Reject containers that run as root unless they explicitly opt in via runAsNonRoot=true or a non-zero runAsUser.

Manifest

apiVersion: portal.io/v1alpha1
kind: PortalClusterRule
metadata:
  name: require-non-root
spec:
  name: require-non-root
  enabled: true
  severity: high
  mode: [admission, audit]
  enforcementAction: deny
  match:
    gvk:
      - {group: "", version: v1, kind: Pod}
  rule: >
    container.securityContext?.runAsNonRoot != true
    && (container.securityContext?.runAsUser ?? 0) == 0
    && (securityContext?.runAsUser ?? 0) == 0
    && securityContext?.runAsNonRoot != true

The expression treats container-level settings as overriding the pod-level ones (container.securityContext.* first, then the pod's securityContext.*).
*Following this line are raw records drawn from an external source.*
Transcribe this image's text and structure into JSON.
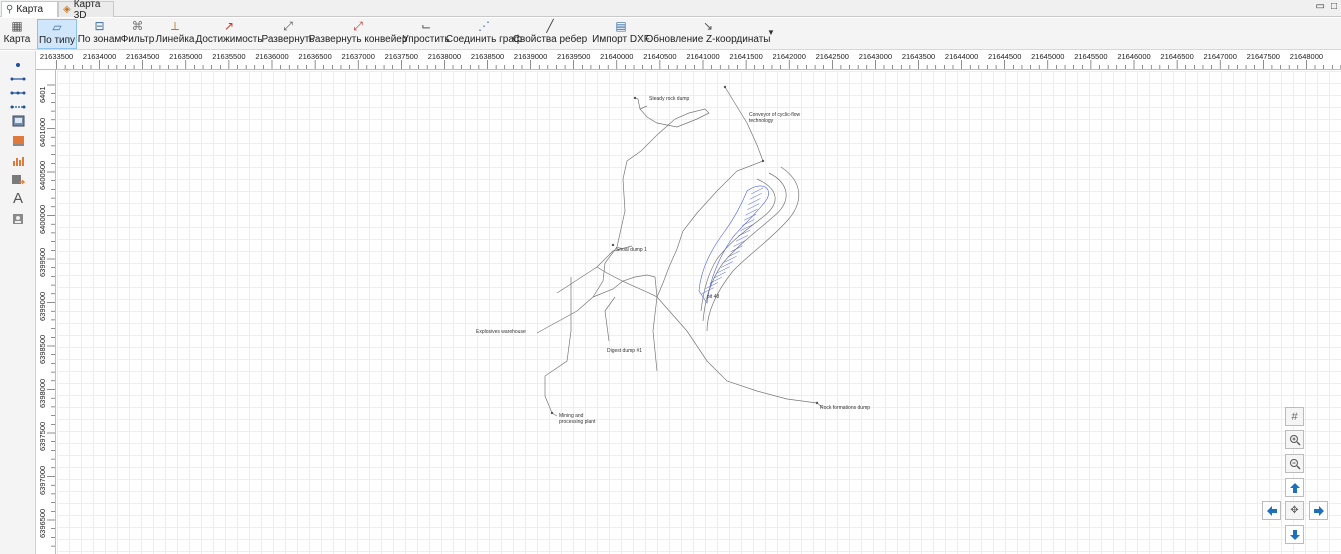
{
  "tabs": [
    {
      "label": "Карта",
      "icon": "map-icon",
      "active": true
    },
    {
      "label": "Карта 3D",
      "icon": "map-3d-icon",
      "active": false
    }
  ],
  "window_controls": [
    "minimize-icon",
    "maximize-icon"
  ],
  "toolbar": {
    "items": [
      {
        "label": "Карта",
        "icon": "map-icon"
      },
      {
        "label": "По типу",
        "icon": "by-type-icon",
        "selected": true
      },
      {
        "label": "По зонам",
        "icon": "by-zones-icon"
      },
      {
        "label": "Фильтр",
        "icon": "filter-icon"
      },
      {
        "label": "Линейка",
        "icon": "ruler-icon"
      },
      {
        "label": "Достижимость",
        "icon": "reachability-icon"
      },
      {
        "label": "Развернуть",
        "icon": "expand-icon"
      },
      {
        "label": "Развернуть конвейер",
        "icon": "expand-conveyor-icon"
      },
      {
        "label": "Упростить",
        "icon": "simplify-icon"
      },
      {
        "label": "Соединить граф",
        "icon": "connect-graph-icon"
      },
      {
        "label": "Свойства ребер",
        "icon": "edge-properties-icon"
      },
      {
        "label": "Импорт DXF",
        "icon": "import-dxf-icon"
      },
      {
        "label": "Обновление Z-координаты",
        "icon": "update-z-icon"
      }
    ],
    "more_icon": "chevron-down-icon"
  },
  "left_tools": [
    "point-icon",
    "line-icon",
    "polyline-icon",
    "polyline-nodes-icon",
    "image-frame-icon",
    "layer-icon",
    "chart-icon",
    "export-icon",
    "text-icon",
    "portrait-icon"
  ],
  "left_tool_text": {
    "text_tool": "A"
  },
  "ruler": {
    "x_labels": [
      "21633500",
      "21634000",
      "21634500",
      "21635000",
      "21635500",
      "21636000",
      "21636500",
      "21637000",
      "21637500",
      "21638000",
      "21638500",
      "21639000",
      "21639500",
      "21640000",
      "21640500",
      "21641000",
      "21641500",
      "21642000",
      "21642500",
      "21643000",
      "21643500",
      "21644000",
      "21644500",
      "21645000",
      "21645500",
      "21646000",
      "21646500",
      "21647000",
      "21647500",
      "21648000"
    ],
    "y_labels": [
      "6401",
      "6401000",
      "6400500",
      "6400000",
      "6399500",
      "6399000",
      "6398500",
      "6398000",
      "6397500",
      "6397000",
      "6396500"
    ]
  },
  "map_labels": [
    "Steady rock dump",
    "Conveyor of cyclic-flow technology",
    "Shoal dump 1",
    "pit 48",
    "Explosives warehouse",
    "Digest dump #1",
    "Mining and processing plant",
    "Rock formations dump"
  ],
  "nav_controls": [
    "grid-icon",
    "zoom-in-icon",
    "zoom-out-icon",
    "pan-up-icon",
    "pan-left-icon",
    "pan-center-icon",
    "pan-right-icon",
    "pan-down-icon"
  ],
  "colors": {
    "selected_tool_bg": "#cfe6fb",
    "nav_arrow": "#1f6fbf",
    "pit_hatch": "#4a5ee8",
    "map_line": "#777777"
  }
}
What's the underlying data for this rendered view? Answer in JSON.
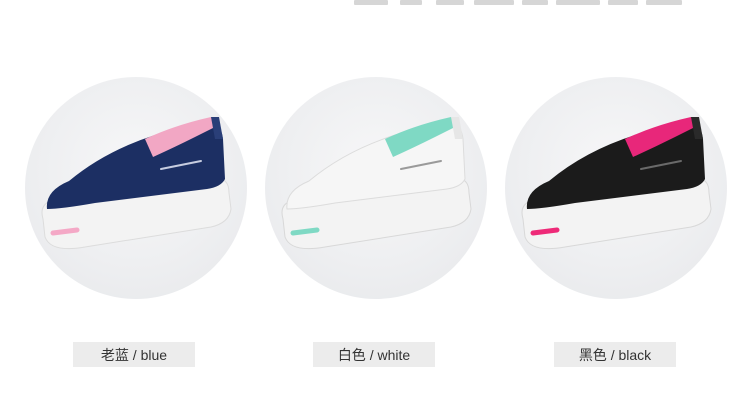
{
  "products": [
    {
      "label": "老蓝 / blue",
      "upper_color": "#1c2f63",
      "lining_color": "#f2a7c4",
      "stripe_color": "#f4a8c6"
    },
    {
      "label": "白色 / white",
      "upper_color": "#f6f6f6",
      "lining_color": "#7fd9c4",
      "stripe_color": "#7fd9c4"
    },
    {
      "label": "黑色 / black",
      "upper_color": "#1b1b1b",
      "lining_color": "#e8277a",
      "stripe_color": "#ee2a78"
    }
  ],
  "colors": {
    "label_bg": "#ececec",
    "circle_bg": "#eeeff1",
    "sole": "#f3f3f3"
  }
}
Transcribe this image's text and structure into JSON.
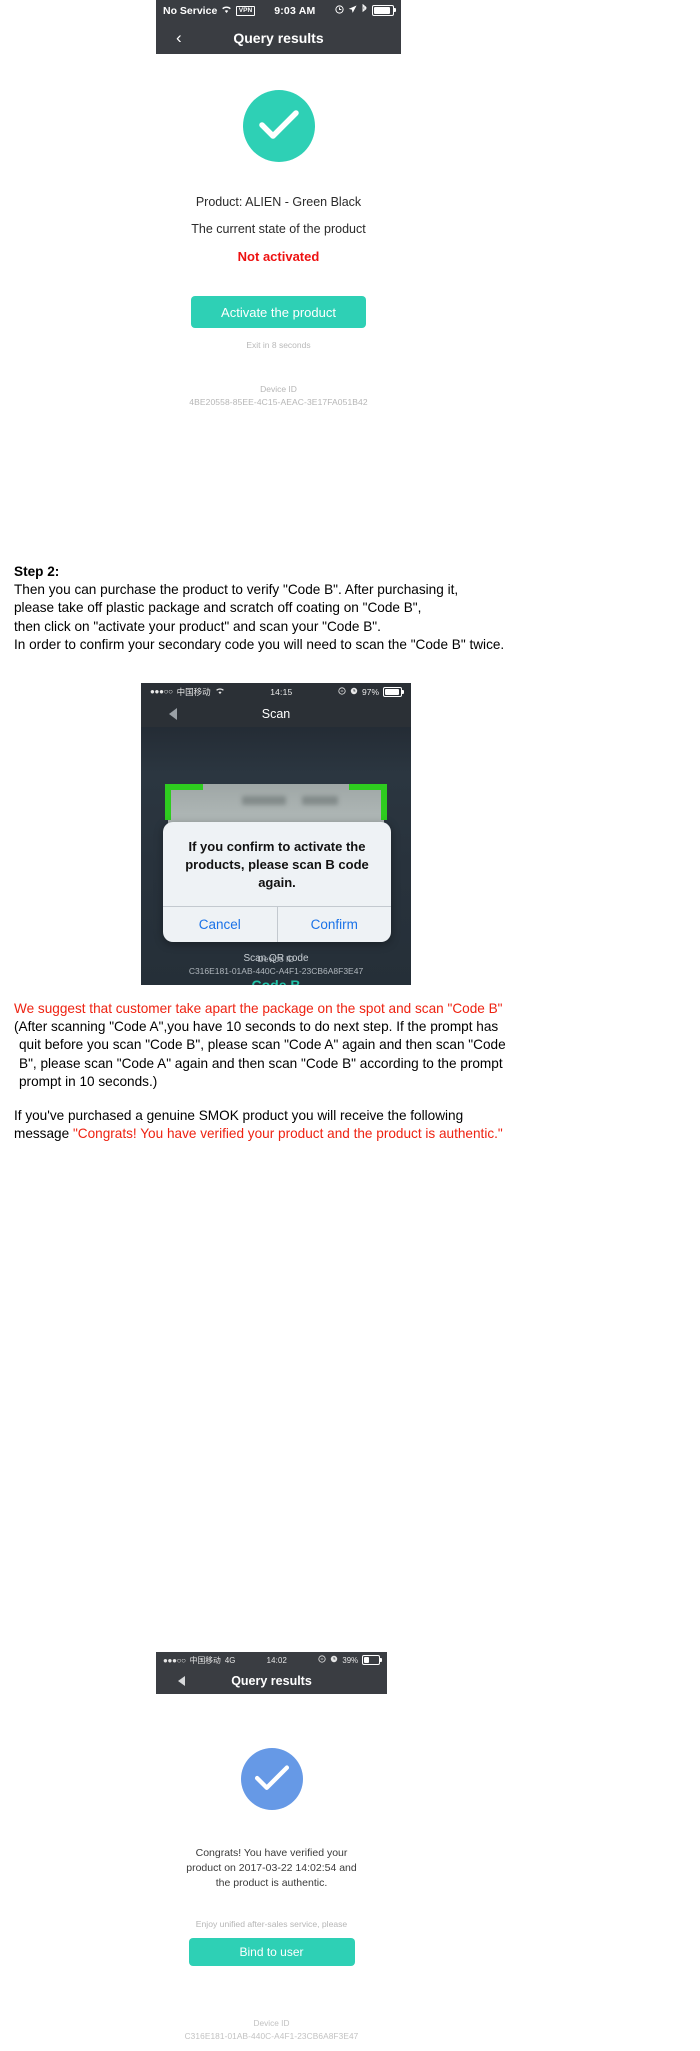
{
  "phone1": {
    "status_bar": {
      "carrier": "No Service",
      "wifi_icon": "wifi-icon",
      "vpn_label": "VPN",
      "time": "9:03 AM",
      "alarm_icon": "alarm-icon",
      "location_icon": "location-arrow-icon",
      "bluetooth_icon": "bluetooth-icon",
      "battery_icon": "battery-icon"
    },
    "nav": {
      "back_icon": "chevron-left-icon",
      "title": "Query results"
    },
    "check_icon": "check-mark-icon",
    "product_line": "Product: ALIEN - Green Black",
    "state_label": "The current state of the product",
    "state_value": "Not activated",
    "activate_button": "Activate the product",
    "exit_text": "Exit in 8 seconds",
    "device_id_label": "Device ID",
    "device_id_value": "4BE20558-85EE-4C15-AEAC-3E17FA051B42",
    "accent_color": "#2ed0b5",
    "alert_color": "#ee1111"
  },
  "step2": {
    "title": "Step 2:",
    "line1": "Then you can purchase the product to verify \"Code B\". After purchasing it,",
    "line2": "please take off plastic package and scratch off coating on \"Code B\",",
    "line3": "then click on \"activate your product\" and scan your \"Code B\".",
    "line4": "In order to confirm your secondary code you will need to scan the \"Code B\" twice."
  },
  "phone2": {
    "status_bar": {
      "signal_dots": "●●●○○",
      "carrier": "中国移动",
      "wifi_icon": "wifi-icon",
      "time": "14:15",
      "lock_rotation_icon": "rotation-lock-icon",
      "alarm_icon": "alarm-icon",
      "battery_percent": "97%",
      "battery_icon": "battery-icon"
    },
    "nav": {
      "back_icon": "back-triangle-icon",
      "title": "Scan"
    },
    "alert": {
      "message": "If you confirm to activate the products, please scan B code again.",
      "cancel": "Cancel",
      "confirm": "Confirm"
    },
    "scan_hint": "Scan QR code",
    "code_label": "Code B",
    "device_id_label": "Device ID",
    "device_id_value": "C316E181-01AB-440C-A4F1-23CB6A8F3E47",
    "code_color": "#22c3a8",
    "frame_color": "#2ecc1f"
  },
  "notes": {
    "suggestion_red": "We suggest that customer take apart the package on the spot and scan \"Code B\"",
    "paren_line1": "(After scanning \"Code A\",you have 10 seconds to do next step. If the prompt has",
    "paren_line2": "quit before you scan \"Code B\", please scan \"Code A\" again and then scan \"Code",
    "paren_line3": "B\", please scan \"Code A\" again and then scan \"Code B\" according to the prompt",
    "paren_line4": "prompt in 10 seconds.)",
    "genuine_line1": "If you've purchased a genuine SMOK product you will receive the following",
    "genuine_line2_prefix": "message ",
    "genuine_line2_red": "\"Congrats! You have verified your product and the product is authentic.\""
  },
  "phone3": {
    "status_bar": {
      "signal_dots": "●●●○○",
      "carrier": "中国移动",
      "network": "4G",
      "time": "14:02",
      "lock_rotation_icon": "rotation-lock-icon",
      "alarm_icon": "alarm-icon",
      "battery_percent": "39%",
      "battery_icon": "battery-icon"
    },
    "nav": {
      "back_icon": "back-triangle-icon",
      "title": "Query results"
    },
    "check_icon": "check-mark-icon",
    "message": "Congrats! You have verified your product on 2017-03-22 14:02:54 and the product is authentic.",
    "subtext": "Enjoy unified after-sales service, please",
    "bind_button": "Bind to user",
    "device_id_label": "Device ID",
    "device_id_value": "C316E181-01AB-440C-A4F1-23CB6A8F3E47",
    "accent_color": "#2ed0b5",
    "check_color": "#6699e6"
  }
}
The ?. / ?? operators avoid NPEs when fields are nil.

Test

# Should be denied: explicit root.
kubectl run pwn --image=alpine --restart=Never \
  --overrides='{"spec":{"containers":[{"name":"pwn","image":"alpine","securityContext":{"runAsUser":0}}]}}'

# Should be admitted: explicit non-root.
kubectl run ok --image=alpine --restart=Never \
  --overrides='{"spec":{"securityContext":{"runAsNonRoot":true,"runAsUser":65532},"containers":[{"name":"ok","image":"alpine"}]}}'

Audit-only soft-launch

For existing clusters, start with mode: [audit] and no enforcementAction. Read portal_audit_violations{rule="require-non-root"} to size the cleanup effort before flipping to deny.